At Rosewood Academy, gross motor skill development is a fun part of daily routine across all age groups; whether it’s dancing while singing, jumping up and down while learning the letter or number of the week, or just monkeying around on the playground. Children especially enjoy weekly classes with Mr. Bonner, Rosewood’s own physical fitness coach.
Back to those holiday gifts. If your child happened to have been gifted some of those favored by fitness experts, you’re in luck. If not, when you’re on the search for ways in which to channel their energy, take some tips from Sheryl Cooper, founder of Teaching 2 and 3 year olds.
Play tunnels teach bilateral coordination skills – left and right side – as well as core, neck, shoulder and leg strengthening. When balancing their body weight on all fours while crawling, tunnels help children’s vestibular system; inner ear and balance.
Schools love using parachutes for group large motor play, lifting and lowering it while singing songs with eager children. These activities help develop a child’s upper torso and strengthen shoulder, arm and hand muscles.
Ball play can help a child develop vital gross motor skills such as: bouncing, rolling, catching, throwing, kicking, aiming, and tracking. What’s great is that in the process, they’re enhancing social skills through interactions with other children.
Developing motor and balance skills further, a popular toy is scooter boards .
The actions of maneuvering, swerving and twisting and balancing provide excellent opportunities to fine tune gross motor skills.

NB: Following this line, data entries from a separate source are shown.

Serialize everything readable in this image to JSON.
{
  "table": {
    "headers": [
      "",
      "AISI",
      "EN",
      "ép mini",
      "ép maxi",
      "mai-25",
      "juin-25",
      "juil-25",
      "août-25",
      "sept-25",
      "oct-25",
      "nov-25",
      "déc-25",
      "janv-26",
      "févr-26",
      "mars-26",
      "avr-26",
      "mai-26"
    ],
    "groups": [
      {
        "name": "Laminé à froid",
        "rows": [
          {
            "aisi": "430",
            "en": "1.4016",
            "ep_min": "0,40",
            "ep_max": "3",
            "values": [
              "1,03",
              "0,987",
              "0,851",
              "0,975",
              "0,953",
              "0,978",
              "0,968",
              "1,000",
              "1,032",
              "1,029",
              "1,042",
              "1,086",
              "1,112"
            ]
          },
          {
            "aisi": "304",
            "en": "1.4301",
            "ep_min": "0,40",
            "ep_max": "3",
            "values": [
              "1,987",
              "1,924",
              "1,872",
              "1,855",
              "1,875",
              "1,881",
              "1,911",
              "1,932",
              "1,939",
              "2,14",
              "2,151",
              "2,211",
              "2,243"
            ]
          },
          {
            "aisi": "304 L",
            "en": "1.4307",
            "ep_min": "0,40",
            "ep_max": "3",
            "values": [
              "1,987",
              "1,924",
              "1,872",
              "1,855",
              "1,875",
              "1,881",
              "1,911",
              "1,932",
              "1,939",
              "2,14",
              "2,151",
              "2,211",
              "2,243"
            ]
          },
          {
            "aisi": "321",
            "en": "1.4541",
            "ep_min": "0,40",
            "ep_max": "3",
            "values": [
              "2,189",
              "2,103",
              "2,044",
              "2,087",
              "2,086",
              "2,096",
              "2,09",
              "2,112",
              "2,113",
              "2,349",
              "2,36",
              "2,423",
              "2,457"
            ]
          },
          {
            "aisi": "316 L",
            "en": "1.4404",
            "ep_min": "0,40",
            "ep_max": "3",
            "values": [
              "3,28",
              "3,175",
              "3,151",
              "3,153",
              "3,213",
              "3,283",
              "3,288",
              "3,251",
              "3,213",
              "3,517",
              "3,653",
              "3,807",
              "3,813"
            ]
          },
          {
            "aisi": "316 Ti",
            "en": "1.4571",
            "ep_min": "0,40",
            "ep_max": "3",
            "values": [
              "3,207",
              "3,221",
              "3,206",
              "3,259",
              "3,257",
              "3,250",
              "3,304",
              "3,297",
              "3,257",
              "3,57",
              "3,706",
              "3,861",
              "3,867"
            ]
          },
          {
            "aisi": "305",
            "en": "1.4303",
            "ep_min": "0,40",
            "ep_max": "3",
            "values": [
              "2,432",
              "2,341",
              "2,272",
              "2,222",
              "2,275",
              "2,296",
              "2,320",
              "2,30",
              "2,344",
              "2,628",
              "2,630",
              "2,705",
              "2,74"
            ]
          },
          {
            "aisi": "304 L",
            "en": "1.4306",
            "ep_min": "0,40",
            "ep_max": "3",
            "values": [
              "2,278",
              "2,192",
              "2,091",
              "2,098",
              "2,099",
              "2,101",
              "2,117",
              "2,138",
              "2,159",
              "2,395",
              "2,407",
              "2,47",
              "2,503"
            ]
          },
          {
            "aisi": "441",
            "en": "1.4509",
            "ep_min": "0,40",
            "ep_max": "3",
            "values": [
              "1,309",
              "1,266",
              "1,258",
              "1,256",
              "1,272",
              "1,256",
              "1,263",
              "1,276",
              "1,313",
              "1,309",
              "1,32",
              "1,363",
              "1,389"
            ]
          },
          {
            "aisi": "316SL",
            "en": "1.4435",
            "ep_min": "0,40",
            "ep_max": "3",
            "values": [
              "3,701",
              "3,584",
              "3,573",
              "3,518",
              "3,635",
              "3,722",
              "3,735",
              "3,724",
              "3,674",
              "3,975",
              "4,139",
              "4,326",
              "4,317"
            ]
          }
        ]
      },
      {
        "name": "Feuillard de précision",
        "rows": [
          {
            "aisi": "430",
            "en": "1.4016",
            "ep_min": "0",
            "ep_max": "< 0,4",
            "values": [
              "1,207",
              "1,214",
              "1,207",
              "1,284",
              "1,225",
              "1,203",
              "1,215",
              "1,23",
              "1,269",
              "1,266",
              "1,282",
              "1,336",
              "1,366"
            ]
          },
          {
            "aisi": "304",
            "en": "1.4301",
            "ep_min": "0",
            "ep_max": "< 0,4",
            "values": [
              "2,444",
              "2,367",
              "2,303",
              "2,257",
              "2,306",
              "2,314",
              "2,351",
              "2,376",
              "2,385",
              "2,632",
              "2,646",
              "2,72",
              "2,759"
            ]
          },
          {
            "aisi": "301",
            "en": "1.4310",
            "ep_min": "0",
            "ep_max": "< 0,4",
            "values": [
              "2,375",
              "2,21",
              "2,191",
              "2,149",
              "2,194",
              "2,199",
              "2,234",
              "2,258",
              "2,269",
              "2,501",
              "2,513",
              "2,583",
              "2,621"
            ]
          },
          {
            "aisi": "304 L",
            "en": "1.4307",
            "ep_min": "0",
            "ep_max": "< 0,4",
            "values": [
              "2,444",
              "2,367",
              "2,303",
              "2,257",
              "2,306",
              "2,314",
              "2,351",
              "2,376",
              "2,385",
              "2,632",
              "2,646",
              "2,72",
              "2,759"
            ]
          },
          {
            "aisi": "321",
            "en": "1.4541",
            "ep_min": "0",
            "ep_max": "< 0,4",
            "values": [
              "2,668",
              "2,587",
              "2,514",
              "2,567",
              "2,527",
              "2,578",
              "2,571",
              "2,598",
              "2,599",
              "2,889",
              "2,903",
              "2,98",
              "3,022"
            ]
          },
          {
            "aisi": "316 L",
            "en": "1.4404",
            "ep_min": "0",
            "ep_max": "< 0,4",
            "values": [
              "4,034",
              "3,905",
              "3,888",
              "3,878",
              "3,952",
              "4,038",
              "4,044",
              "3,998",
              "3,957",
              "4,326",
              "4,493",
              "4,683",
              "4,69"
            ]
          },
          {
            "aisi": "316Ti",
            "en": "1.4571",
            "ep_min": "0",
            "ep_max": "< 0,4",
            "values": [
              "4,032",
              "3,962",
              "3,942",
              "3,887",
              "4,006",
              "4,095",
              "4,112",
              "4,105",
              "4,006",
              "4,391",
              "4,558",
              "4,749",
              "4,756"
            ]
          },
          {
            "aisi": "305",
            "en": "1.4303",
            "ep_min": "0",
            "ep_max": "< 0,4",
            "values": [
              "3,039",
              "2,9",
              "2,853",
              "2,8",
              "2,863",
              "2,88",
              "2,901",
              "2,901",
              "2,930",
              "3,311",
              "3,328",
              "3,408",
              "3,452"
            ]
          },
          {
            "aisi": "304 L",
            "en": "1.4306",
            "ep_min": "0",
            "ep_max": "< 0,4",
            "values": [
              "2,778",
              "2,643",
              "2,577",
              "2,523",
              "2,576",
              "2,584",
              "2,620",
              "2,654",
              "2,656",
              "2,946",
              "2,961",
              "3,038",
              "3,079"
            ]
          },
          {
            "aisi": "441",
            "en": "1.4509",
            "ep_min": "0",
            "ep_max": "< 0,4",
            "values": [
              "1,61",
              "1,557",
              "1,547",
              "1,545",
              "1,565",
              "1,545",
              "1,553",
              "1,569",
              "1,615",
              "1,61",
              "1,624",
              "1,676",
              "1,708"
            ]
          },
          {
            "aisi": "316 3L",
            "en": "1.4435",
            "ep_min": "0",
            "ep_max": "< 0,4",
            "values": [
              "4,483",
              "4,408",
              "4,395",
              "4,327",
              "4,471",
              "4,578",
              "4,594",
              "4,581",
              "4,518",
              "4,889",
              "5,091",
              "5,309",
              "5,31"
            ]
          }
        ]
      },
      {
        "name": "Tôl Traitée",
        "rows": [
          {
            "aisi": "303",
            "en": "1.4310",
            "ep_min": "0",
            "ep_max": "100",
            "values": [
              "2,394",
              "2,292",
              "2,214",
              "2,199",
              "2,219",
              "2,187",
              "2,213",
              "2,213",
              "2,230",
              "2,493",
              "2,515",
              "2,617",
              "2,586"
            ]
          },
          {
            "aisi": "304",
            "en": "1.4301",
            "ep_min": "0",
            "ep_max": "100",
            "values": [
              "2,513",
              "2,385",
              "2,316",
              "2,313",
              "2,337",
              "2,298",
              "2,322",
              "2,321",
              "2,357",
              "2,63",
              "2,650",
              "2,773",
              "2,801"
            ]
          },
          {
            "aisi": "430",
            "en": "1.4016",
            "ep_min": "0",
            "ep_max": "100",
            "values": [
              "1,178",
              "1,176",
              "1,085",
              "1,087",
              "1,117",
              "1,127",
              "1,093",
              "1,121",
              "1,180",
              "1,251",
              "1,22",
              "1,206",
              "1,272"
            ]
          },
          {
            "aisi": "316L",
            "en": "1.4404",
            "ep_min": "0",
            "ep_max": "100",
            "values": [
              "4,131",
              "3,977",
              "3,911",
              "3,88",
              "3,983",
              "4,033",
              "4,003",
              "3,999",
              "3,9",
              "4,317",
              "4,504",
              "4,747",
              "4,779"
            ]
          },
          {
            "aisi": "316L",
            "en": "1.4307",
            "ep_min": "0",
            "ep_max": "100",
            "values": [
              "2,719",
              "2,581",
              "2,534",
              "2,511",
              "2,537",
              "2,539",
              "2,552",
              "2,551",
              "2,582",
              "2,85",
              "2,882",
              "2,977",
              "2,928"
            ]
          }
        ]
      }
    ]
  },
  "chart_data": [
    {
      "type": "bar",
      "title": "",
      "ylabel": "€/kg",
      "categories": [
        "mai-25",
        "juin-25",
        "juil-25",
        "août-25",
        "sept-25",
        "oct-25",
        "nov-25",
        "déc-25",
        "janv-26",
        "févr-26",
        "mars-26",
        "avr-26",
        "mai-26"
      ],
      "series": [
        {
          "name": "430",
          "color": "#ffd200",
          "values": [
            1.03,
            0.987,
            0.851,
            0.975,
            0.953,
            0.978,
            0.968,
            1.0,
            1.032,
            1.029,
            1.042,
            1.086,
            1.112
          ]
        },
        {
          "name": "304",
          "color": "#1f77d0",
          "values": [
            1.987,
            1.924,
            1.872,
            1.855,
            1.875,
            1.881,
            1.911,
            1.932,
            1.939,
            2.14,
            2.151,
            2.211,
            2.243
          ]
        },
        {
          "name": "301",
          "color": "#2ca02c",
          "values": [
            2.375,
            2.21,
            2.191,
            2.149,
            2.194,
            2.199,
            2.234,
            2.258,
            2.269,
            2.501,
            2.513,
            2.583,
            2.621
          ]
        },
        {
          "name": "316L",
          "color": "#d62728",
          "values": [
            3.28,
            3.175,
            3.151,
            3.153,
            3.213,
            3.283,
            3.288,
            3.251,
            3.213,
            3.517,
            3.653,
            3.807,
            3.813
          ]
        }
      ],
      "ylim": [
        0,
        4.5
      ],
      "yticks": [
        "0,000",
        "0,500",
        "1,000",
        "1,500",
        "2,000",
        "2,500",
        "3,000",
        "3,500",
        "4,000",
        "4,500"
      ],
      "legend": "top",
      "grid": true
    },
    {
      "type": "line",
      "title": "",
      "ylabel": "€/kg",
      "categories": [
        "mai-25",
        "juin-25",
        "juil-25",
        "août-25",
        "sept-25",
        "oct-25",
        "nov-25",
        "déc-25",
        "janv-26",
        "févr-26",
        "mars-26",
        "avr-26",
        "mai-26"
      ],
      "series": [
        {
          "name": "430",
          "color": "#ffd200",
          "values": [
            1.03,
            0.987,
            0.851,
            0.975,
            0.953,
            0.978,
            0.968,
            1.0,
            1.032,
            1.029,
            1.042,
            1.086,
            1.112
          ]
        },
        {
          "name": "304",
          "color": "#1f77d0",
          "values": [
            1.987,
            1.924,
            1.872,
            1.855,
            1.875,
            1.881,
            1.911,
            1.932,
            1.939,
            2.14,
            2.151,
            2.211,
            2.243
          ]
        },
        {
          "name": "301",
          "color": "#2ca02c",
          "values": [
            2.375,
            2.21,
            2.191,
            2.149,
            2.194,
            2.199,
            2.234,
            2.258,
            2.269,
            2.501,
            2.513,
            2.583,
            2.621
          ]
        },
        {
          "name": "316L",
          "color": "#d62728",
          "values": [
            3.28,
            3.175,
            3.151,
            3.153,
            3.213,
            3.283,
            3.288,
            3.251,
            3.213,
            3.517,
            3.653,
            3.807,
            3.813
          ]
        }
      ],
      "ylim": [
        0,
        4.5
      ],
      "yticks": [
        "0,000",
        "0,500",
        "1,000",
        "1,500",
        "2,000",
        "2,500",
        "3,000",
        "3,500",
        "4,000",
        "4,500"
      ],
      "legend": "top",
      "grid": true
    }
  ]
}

Finally, take a look at Moluk Bilibo Chairs . The benefits include, “stimulating creativity, improving hand-eye coordination, strengthening the core, improving balance, and helping with sensory issues.” (Teaching2and3yearolds.com). Preschoolers and toddlers rock side to side in these chairs and pick them up due to their size to turn them over and even practice balancing on them – but those are just a few of the ways you can use these chairs!